Cette politique de défense a été critiquée par Shinzo Abe. Il défend une augmentation des dépenses militaires et des effectifs des forces japonaises. Il milite également pour une révision de la Constitution pacifiste du Japon, en vigueur depuis 1947. Remilitarisation, donc ? Un terme difficilement applicable, tant la population reste profondément attachée au pacifisme. Mais l’opinion publique semble bel et bien souhaiter une réaffirmation de la place du Japon sur la scène internationale et régionale.
D’ailleurs, selon le site The Diplomat, le Japon envisage aussi maintenant plusieurs scénarios de guerre avec la Chine, notamment autour des îles Senkaku, mais aussi sur Taïwan, si l’île venait à être attaquée par Pékin. D’après le Yomiuri, le programme quinquennal d’acquisitions de matériels militaires sera également revu dans le même délai, ajoute le quotidien.

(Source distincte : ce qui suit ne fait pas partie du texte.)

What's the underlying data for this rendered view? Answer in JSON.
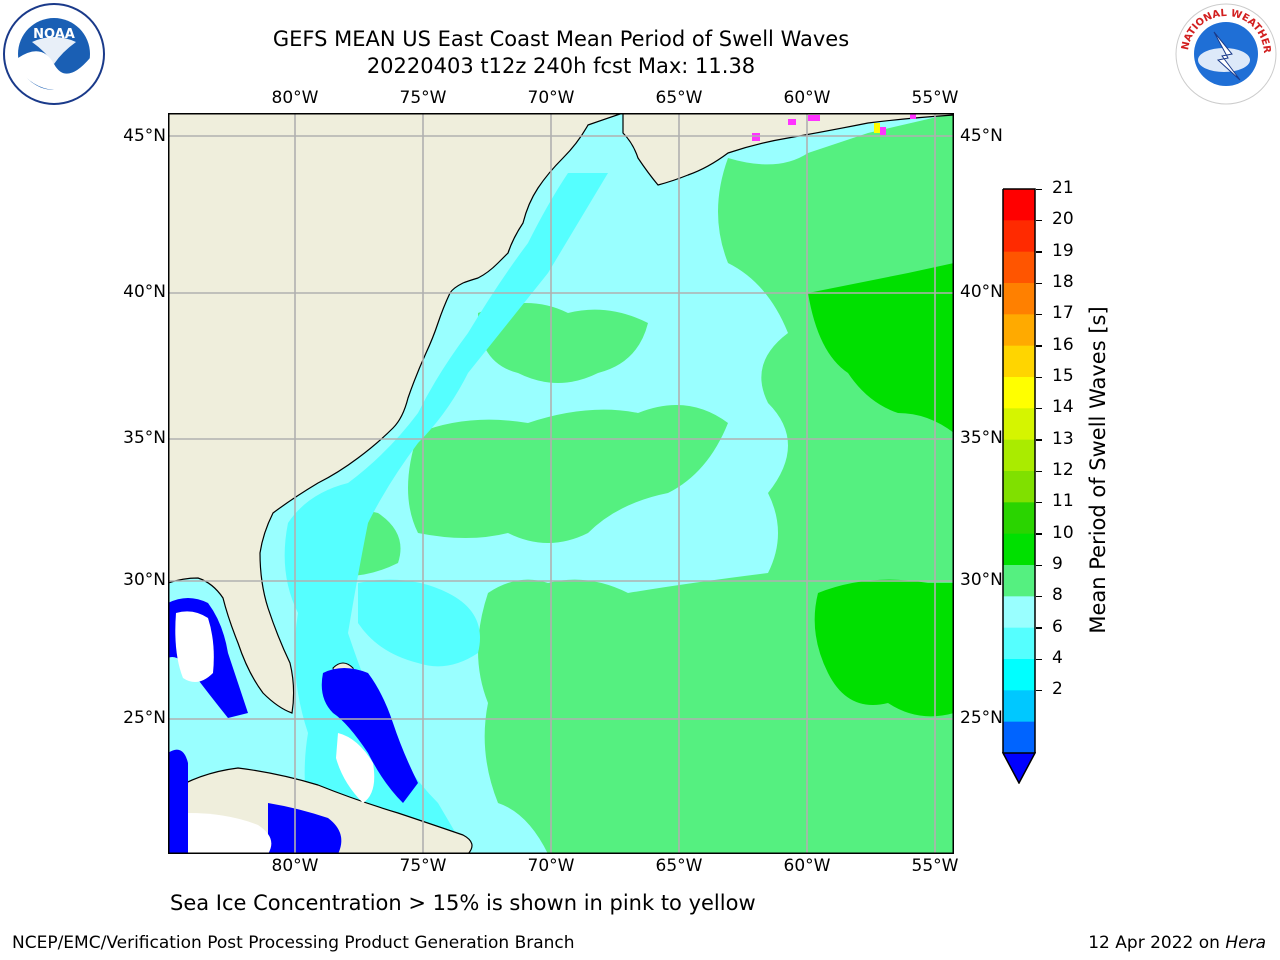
{
  "title_line1": "GEFS MEAN US East Coast Mean Period of Swell Waves",
  "title_line2": "20220403 t12z 240h fcst   Max: 11.38",
  "top_lon_labels": [
    "80°W",
    "75°W",
    "70°W",
    "65°W",
    "60°W",
    "55°W"
  ],
  "bottom_lon_labels": [
    "80°W",
    "75°W",
    "70°W",
    "65°W",
    "60°W",
    "55°W"
  ],
  "left_lat_labels": [
    "45°N",
    "40°N",
    "35°N",
    "30°N",
    "25°N"
  ],
  "right_lat_labels": [
    "45°N",
    "40°N",
    "35°N",
    "30°N",
    "25°N"
  ],
  "colorbar": {
    "title": "Mean Period of Swell Waves [s]",
    "ticks": [
      "21",
      "20",
      "19",
      "18",
      "17",
      "16",
      "15",
      "14",
      "13",
      "12",
      "11",
      "10",
      "9",
      "8",
      "6",
      "4",
      "2"
    ],
    "colors": [
      "#ff0000",
      "#ff2a00",
      "#ff5500",
      "#ff8000",
      "#ffaa00",
      "#ffd500",
      "#ffff00",
      "#d5f500",
      "#aaeb00",
      "#80e000",
      "#2ad400",
      "#00e000",
      "#55f080",
      "#99ffff",
      "#55ffff",
      "#00ffff",
      "#00c8ff",
      "#0064ff"
    ],
    "extend_color": "#0000ff"
  },
  "map_colors": {
    "land": "#efeedc",
    "water_low": "#55ffff",
    "water_mid": "#99ffff",
    "water_high": "#55f080",
    "water_highest": "#00e000",
    "ice_pink": "#ff33ff",
    "shallow_blue": "#0000ff",
    "coastline": "#000000",
    "grid": "#b0b0b0"
  },
  "logos": {
    "left": "noaa-logo",
    "right": "nws-logo",
    "left_text": "NOAA",
    "right_text": "NATIONAL WEATHER SERVICE"
  },
  "caption": "Sea Ice Concentration > 15% is shown in pink to yellow",
  "footer_left": "NCEP/EMC/Verification Post Processing Product Generation Branch",
  "footer_right_date": "12 Apr 2022 on ",
  "footer_right_host": "Hera"
}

Cela ne va pas tempérer la course régionale aux armements. Selon une étude publiée en octobre dernier par le Center for Strategic and International Studies (CSIS), un think tank américain, les dépenses de défense dans les pays d’Asie qui y consacrent le plus gros budget – Chine, Inde, Japon, Corée du Sud et Taïwan – ont pratiquement doublé en dix ans, quadruplant en Chine. Le total des budgets militaires de ces cinq pays a atteint 224 milliards de dollars en 2011, estimait le CSIS.
Avec la volonté du Japon de relancer son budget militaire, l’acquisition d’équipements militaires de plus en plus performants va se poursuivre au plan régional, et d’autant plus qu’au nord de l’Archipel nippon, la Russie modernise ses forces, et notamment la flotte du Pacifique, et que le budget de la défense japonais ne représente que 1 % du PIB. Il a donc encore de la marge pour éventuellement s’accroître, au risque d’attiser encore les tensions…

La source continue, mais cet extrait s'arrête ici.